Sorgenvoll spricht der Reformer, der in den Jahren nach der Wende die SED-Nachfolgepartei führte, davon, dass die PDS sich "aus Furcht vor der wachsenden Akzeptanz selber einigeln" könne, dass sie eine "eigene Scheinrealität" schaffe, damit zum "Fremdkörper" in der Gesellschaft werden könnte. Doch, mahnt Gysi: "Ein Fremdkörper kann die Gesellschaft nicht verändern. Er wird abgestoßen und bestenfalls ein Sektendasein führen. Das aber hat diese Partei nicht verdient." Der Fraktionschef appelliert: "Wir können es schaffen, eine dauerhafte demokratische, undogmatische, sozialistische Linke in Deutschland zu etablieren, müssen aber auch die Gefahr sehen, dass eine solche Chance verspielt werden kann".

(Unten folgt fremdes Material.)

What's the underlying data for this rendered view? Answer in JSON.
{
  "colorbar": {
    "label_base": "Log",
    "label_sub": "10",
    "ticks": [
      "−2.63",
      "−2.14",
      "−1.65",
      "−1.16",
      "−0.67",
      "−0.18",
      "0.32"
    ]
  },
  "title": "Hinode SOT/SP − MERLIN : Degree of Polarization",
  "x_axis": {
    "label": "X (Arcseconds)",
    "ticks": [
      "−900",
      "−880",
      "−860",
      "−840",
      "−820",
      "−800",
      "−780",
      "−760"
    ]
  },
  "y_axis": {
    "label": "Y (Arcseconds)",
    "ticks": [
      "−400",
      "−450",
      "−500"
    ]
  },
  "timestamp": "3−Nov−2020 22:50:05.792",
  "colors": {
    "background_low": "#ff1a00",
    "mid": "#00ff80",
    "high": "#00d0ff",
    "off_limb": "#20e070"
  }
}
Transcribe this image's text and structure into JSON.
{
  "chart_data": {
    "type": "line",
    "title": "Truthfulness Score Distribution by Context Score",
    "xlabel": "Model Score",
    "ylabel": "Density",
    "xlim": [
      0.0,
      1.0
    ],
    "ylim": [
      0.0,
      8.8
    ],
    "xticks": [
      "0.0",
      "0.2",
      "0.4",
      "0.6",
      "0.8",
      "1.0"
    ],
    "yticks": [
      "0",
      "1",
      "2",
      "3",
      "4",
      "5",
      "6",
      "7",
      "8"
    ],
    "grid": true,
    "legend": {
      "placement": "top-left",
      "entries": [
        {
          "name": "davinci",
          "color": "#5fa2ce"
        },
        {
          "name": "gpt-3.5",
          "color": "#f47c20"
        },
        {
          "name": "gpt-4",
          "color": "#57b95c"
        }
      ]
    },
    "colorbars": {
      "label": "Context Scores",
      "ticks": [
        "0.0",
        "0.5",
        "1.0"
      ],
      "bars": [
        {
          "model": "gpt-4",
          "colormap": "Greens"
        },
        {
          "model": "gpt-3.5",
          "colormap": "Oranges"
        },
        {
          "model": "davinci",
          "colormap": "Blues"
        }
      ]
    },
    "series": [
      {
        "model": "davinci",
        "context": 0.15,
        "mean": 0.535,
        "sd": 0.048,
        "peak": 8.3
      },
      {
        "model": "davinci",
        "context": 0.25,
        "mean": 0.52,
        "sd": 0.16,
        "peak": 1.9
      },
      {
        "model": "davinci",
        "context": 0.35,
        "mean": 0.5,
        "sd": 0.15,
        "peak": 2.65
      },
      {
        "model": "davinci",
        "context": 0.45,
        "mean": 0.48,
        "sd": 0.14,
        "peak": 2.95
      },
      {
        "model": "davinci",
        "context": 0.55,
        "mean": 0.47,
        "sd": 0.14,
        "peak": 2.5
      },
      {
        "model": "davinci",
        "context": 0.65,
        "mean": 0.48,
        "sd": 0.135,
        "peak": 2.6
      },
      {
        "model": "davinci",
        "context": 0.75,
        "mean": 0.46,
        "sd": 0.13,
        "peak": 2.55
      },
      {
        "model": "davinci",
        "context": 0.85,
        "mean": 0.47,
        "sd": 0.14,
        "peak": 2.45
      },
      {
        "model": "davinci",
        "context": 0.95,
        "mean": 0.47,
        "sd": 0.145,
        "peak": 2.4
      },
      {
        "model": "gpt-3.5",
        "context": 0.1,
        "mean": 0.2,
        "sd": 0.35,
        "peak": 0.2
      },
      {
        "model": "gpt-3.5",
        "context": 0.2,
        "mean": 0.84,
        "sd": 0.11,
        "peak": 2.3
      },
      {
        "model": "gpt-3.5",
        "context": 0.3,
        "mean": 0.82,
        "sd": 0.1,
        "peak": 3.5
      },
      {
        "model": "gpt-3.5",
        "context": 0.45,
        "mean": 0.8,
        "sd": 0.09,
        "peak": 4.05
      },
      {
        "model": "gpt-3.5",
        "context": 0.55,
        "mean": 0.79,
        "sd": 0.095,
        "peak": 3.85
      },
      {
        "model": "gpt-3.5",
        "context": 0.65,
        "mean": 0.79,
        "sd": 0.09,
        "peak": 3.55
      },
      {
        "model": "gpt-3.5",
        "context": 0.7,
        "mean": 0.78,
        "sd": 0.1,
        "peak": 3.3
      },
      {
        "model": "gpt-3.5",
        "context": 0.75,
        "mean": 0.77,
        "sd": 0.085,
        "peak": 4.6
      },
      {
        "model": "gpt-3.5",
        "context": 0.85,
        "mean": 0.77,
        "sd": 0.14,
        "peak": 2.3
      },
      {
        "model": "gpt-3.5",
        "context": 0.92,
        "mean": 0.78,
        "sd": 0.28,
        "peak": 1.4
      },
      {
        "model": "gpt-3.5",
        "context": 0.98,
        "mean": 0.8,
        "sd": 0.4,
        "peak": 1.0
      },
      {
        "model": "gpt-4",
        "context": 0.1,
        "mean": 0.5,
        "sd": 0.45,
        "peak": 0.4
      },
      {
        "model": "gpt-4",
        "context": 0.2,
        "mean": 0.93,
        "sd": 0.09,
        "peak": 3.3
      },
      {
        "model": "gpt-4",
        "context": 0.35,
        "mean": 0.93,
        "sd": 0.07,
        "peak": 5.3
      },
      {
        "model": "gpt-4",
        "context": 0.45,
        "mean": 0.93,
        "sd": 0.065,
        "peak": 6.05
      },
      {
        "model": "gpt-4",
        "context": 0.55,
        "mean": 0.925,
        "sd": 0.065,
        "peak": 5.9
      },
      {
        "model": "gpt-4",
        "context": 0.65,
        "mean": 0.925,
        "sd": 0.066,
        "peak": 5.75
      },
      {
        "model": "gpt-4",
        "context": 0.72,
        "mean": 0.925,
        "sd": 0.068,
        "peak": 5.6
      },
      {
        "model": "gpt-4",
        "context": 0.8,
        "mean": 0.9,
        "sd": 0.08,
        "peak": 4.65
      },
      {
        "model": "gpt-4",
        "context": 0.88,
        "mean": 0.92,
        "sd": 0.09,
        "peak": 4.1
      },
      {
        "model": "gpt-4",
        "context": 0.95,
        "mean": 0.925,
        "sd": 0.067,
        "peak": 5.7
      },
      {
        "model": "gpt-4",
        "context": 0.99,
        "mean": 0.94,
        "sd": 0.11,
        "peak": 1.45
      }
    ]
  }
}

Der Brief erreicht die Parteitagsdelegierten zu einem Zeitpunkt, an dem die innerparteilichen Kontroversen zunehmen. Eben erst hat die Europa-Abgeordnete Sylvia-Yvonne Kaufmann über 100 Mitglieder und Mandatsträger für einen Antrag gewonnen, der ein striktes "Nein" zu Militäreinsätzen der Vereinten Nationen fordert - ganz entgegen der Linie von Parteivorstand und Bundestagsfraktion, die vor dem Hintergrund der Konflikte in Ost-Timor und Haiti friedenserzwingende Militäreinsätze im Einzelfall für sinnvoll halten. Der Kreis der Unterstützer ist weit größer als der der üblichen Verdächtigen aus Kommunistischer Plattform (KPF) und Marxistischem Forum, die fast generell die Konzepte der reformorientierten Parteiführung ablehnen. Dass eine Antwort "ein für alle mal" feststehen soll, ist aus Sicht Gysis inakzeptabel: "Damit fielen wir weit hinter Lenin zurück, der immer verlangt hat, vor einer politischen Meinungsbildung oder einer politischen Forderung eine konkrete Analyse vorzunehmen." Eine solche Dogmatik "widerspräche zutiefst der Kultur, wie sie in der PDS seit 1989 entstanden ist".

Doch egal ob Militäreinsätze, Umgang mit der Geschichte, Streit um Regierungsbeteiligung oder Programmdebatte - Ängste und Misstrauen sieht der Fraktionsvorsitzende überall in seiner Partei. Die PDS traue sich selbst nicht in ausreichendem Maße über den Weg, sagt er. Dabei müsse doch unumstritten sein: Die Chance auf eine Alternative hätte nie so verspielt werden dürfen, wie es mit dem real existierenden Sozialismus geschehen sei. "Der Kapitalismus beweist die Berechtigung des Versuches einer Alternative, er rechtfertigt aber nicht die Art und Weise der Gestaltung der gescheiterten Alternative". Und zum Streit um die Macht schreibt Gysi den Genossen ins Gebetbuch: "Es ist legitim, dass eine Partei, die sich an Wahlen beteiligt, auch Regierungsbeteiligungen anstrebt."

Seiner Kritiker will sich Gysi nicht durch Säuberungen und Ausschlüsse entledigen, versichert er - das wäre die Methode der dogmatischen Linken. Ertragen wolle er aber nicht mehr "permanente ideologische Kontrollinstanzen über diejenigen, die von früh bis spät Politik für die PDS machen", greift der Fraktionsvorsitzende die Aktivisten der Kommunistischen Plattform an. Andernfalls, heißt es andeutungsvoll, "könnten letztere eines Tages lustlos werden, und das könnte zu einem nicht unerheblichen Substanzverlust für die Partei führen".

Gerade eben hat sich der KPF-Mann Eberhard Czichon in der Zeitung "Junge Welt" kritisch zur Absicht von PDS-Chef Lothar Bisky geäußert, über 2001 im Amt zu bleiben. Czichon fragt: "Die spannende Frage bleibt, was die Basis und ihre linken Kräfte sich noch bieten lassen wollen." Der langjährige Basisgruppenchef der KPF Berlin-Treptow gilt in der Partei als Querulant. In die Parteigeschichte ging er ein, als er auf einem Parteitag 1995 zu Thesen der Parteiführung 58 Änderungsanträge vorlegte. Personenkult "als Rudiment stalinistischer Verhaltensweisen" sei unvereinbar mit den Ansprüchen an eine moderne linkssozialistische Partei, erklärte er damals.

Ob sich die Stimmung jetzt gegen die Reformer wendet, ist offen. Dass auch Querulanten Mehrheiten für sich organisieren können, gehört zur Parteigeschichte.